Maritza Robles
When she first encountered Maritza Robles, Anita Echevarria didn’t know that she’d met her own personal angel.
“You always knew that Maritza was watching, no matter what,” Echevarria says. “The community’s kids were her kids.”
Born in Rio Piedras, Puerto Rico, Robles came to United States in 1972 as a graduate student at the University of Notre Dame. After earning her master’s degree, she joined the South Bend Community School Corporation as director of Bilingual Services. In that role, she mentored hundreds of Hispanic students through high school, college, and beyond.
It was a responsibility that Robles took seriously. In a South Bend Tribune article from 1989, Robles said, “My grandparents were very poor. My mother and my aunts did much better than my grandparents, and my cousins and I are doing better than they did. The next generation has to do better than us—that’s an expectation.”
When Echevarria was getting ready to graduate from Notre Dame with an accounting degree, Robles reached out to her former student. As a first-generation college graduate, Echevarria didn’t have a concrete plan for her future—but Robles did.
“You come and work for me,” Robles said, firmly, “and I’m going to network for you.”
From there, doors opened. After several years, the accounting position at the School Corporation led to a more advanced position at Indiana University South Bend, where Echevarria earned her MBA.
But her angel wasn’t finished yet. In 2002, Robles reached out to Echevarria about an open position at a local nonprofit: the Community Foundation of St. Joseph County. Robles was a big supporter of the foundation, where she had been a founding Board member and chaired its grants committee.

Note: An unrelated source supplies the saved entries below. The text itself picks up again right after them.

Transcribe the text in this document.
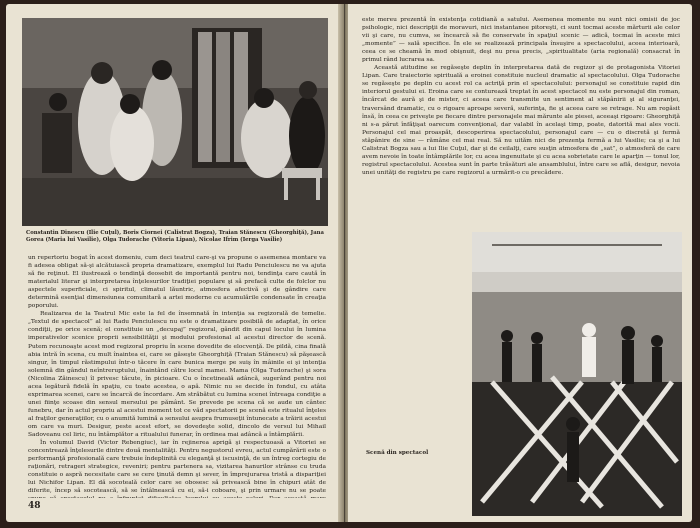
Constantin Dinescu (Ilie Cuţul), Boris Ciornei (Calistrat Bogza), Traian Stănescu (Gheorghiţă), Jana Gorea (Maria lui Vasilie), Olga Tudorache (Vitoria Lipan), Nicolae Ifrim (Ierga Vasilie)

un repertoriu bogat în acest domeniu, cum deci teatrul care-şi va propune o asemenea montare va fi adesea obligat să-şi alcătuiască propria dramatizare, exemplul lui Radu Penciulescu ne va ajuta să fie reţinut. El ilustrează o tendinţă deosebit de importantă pentru noi, tendinţa care caută în materialul literar şi interpretarea înţelesurilor tradiţiei populare şi să prefacă culte de folclor nu aspectele superficiale, ci spiritul, climatul lăuntric, atmosfera afectivă şi de gândire care determină esenţial dimensiunea comunitară a artei moderne cu acumulările condensate în creaţia poporului.

Realizarea de la Teatrul Mic este la fel de însemnată în intenţia sa regizorală de temelie. „Textul de spectacol” al lui Radu Penciulescu nu este o dramatizare posibilă de adaptat, în orice condiţii, pe orice scenă; el constituie un „decupaj” regizoral, gândit din capul locului în lumina imperativelor scenice proprii sensibilităţii şi modului profesional al acestui director de scenă. Putem recunoaşte acest mod regizoral propriu în scene dovedite de elocvenţă. De pildă, cina finală abia intră în scena, cu mult înaintea ei, care se găseşte Gheorghiţă (Traian Stănescu) să păşească singur, în timpul răstimpului într-o tăcere în care bunica merge pe suiş în mâinile ei şi intenţia solemnă din gândul neîntreruptului, înaintând către locul mamei. Mama (Olga Tudorache) şi sora (Nicolina Zăinescu) îl privesc tăcute, în picioare. Cu o încetineală adâncă, sugerând pentru noi acea legătură fidelă în spaţiu, cu toate acestea, o apă. Nimic nu se decide în fondul, cu atâta exprimarea scenei, care se încarcă de încordare. Am străbătut cu lumina scenei întreaga condiţie a unei fiinţe scoase din sensul mersului pe pământ. Se prevede pe scena că se aude un cântec funebru, dar în actul propriu al acestui moment tot ce văd spectatorii pe scenă este ritualul înţeles al fraţilor generaţiilor, cu o anumită lumină a sensului asupra frumuseţii întunecate a trăirii acestui om care va muri. Desigur, peste acest efort, se dovedeşte solid, dincolo de versul lui Mihail Sadoveanu cel liric, nu întâmplător a ritualului funerar, în ordinea mai adâncă a întâmplării.

În volumul David (Victor Rebengiuc), iar în rejinerea aprigă şi respectuoasă a Vitoriei se concentrează înţelesurile dintre două mentalităţi. Pentru negustorul evreu, actul cumpărării este o performanţă profesională care trebuie îndeplinită cu eleganţă şi iscusinţă, de un întreg cortegiu de raţionări, retrageri strategice, reveniri; pentru partenera sa, vizitarea hanurilor strânse cu truda constituie o aspră necesitate care se cere ţinută demn şi sever, în împrejurarea tristă a dispariţiei lui Nichifor Lipan. El dă socoteală celor care se obosesc să privească bine în chipuri atât de diferite, încep să socotească, să se întâlnească cu ei, să-i coboare, şi prin urmare nu se poate

48

este mereu prezentă în existenţa cotidiană a satului. Asemenea momente nu sunt nici omisii de joc psihologic, nici descripţii de moravuri, nici instantanee pitoreşti, ci sunt tocmai aceste mărturii ale celor vii şi care, nu cumva, se încearcă să fie conservate în spaţiul scenic — adică, tocmai în aceste mici „momente” — sală specifice. În ele se realizează principala însuşire a spectacolului, aceea interioară, ceea ce se cheamă în mod obişnuit, deşi nu prea precis, „spiritualitate (aria regională) consacrat în primul rând lucrarea sa.

Această atitudine se regăseşte deplin în interpretarea dată de regizor şi de protagonista Vitoriei Lipan. Care traiectorie spirituală a eroinei constituie nucleul dramatic al spectacolului. Olga Tudorache se regăseşte pe deplin cu acest rol ca actriţă prin el spectacolului: personajul se constituie rapid din interiorul gestului ei. Eroina care se conturează treptat în acest spectacol nu este personajul din roman, încărcat de aură şi de mister, ci aceea care transmite un sentiment al stăpânirii şi al siguranţei, traversând dramatic, cu o rigoare aproape severă, suferinţa, fie şi aceea care se retrage. Nu am regăsit însă, în ceea ce priveşte pe fiecare dintre personajele mai mărunte ale piesei, aceeaşi rigoare: Gheorghiţă ni s-a părut înfăţişat oarecum convenţional, dar valabil în acelaşi timp, poate, datorită mai ales vocii. Personajul cel mai proaspăt, descoperirea spectacolului, personajul care — cu o discretă şi fermă stăpânire de sine — rămâne cel mai real. Să nu uităm nici de prezenţa fermă a lui Vasilie; ca şi a lui Calistrat Bogza sau a lui Ilie Cuţul, dar şi de ceilalţi, care susţin atmosfera de „sat”, o atmosferă de care avem nevoie în toate întâmplările lor, cu acea ingenuitate şi cu acea sobrietate care le aparţin — tonul lor, registrul spectacolului. Acestea sunt în parte trăsături ale ansamblului, între care se află, desigur, nevoia unei unităţi de registru pe care regizorul a urmărit-o cu precădere.

Scenă din spectacol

Robles told Echevarria that she needed to meet Rose Meissner, the president of the foundation, and apply for the job. Echevarria followed her mentor’s advice.
“Rose says that when she reached back out to Maritza to let her know that I interviewed, Maritza told her, ‘If you get her, you’ll think you’ve died and gone to heaven. She’ll be really good for the foundation,’” Echevarria remembers.
Today, Echevarria is a vice president at the Community Foundation, and often thinks about how different her life might have been without Robles.
“My dad worked in a factory, my mom cleaned rooms, nobody else in the family went to school—I really had no association with any kind of office or professional jobs.”
Robles helped students like Echevarria navigate the educational system, get jobs—and, for a special group of five siblings, even find a home. In 1987, Robles made a promise to a seven-year-old boy that she met at Greene Primary Center. José, along with his four younger siblings, had been removed from a parent’s home because of neglect. The boy told Robles that his one wish was to stay together with his siblings, and she promised to make that happen. She fought for years to keep them together, eventually adopting the five siblings herself in 1990.
“People thought, ‘How are you going to juggle it all?’” Echevarria says, “but she did. It was amazing.”
Robles passed away in 2017, but the young people who benefited from her mentoring will feel the impact of their angel forever.
“All of us that are the seeds of the flowers that she planted,” Echevarria says.
Her work continues through the Carmen Maritza Robles Fund at the Community Foundation, which she established during her lifetime.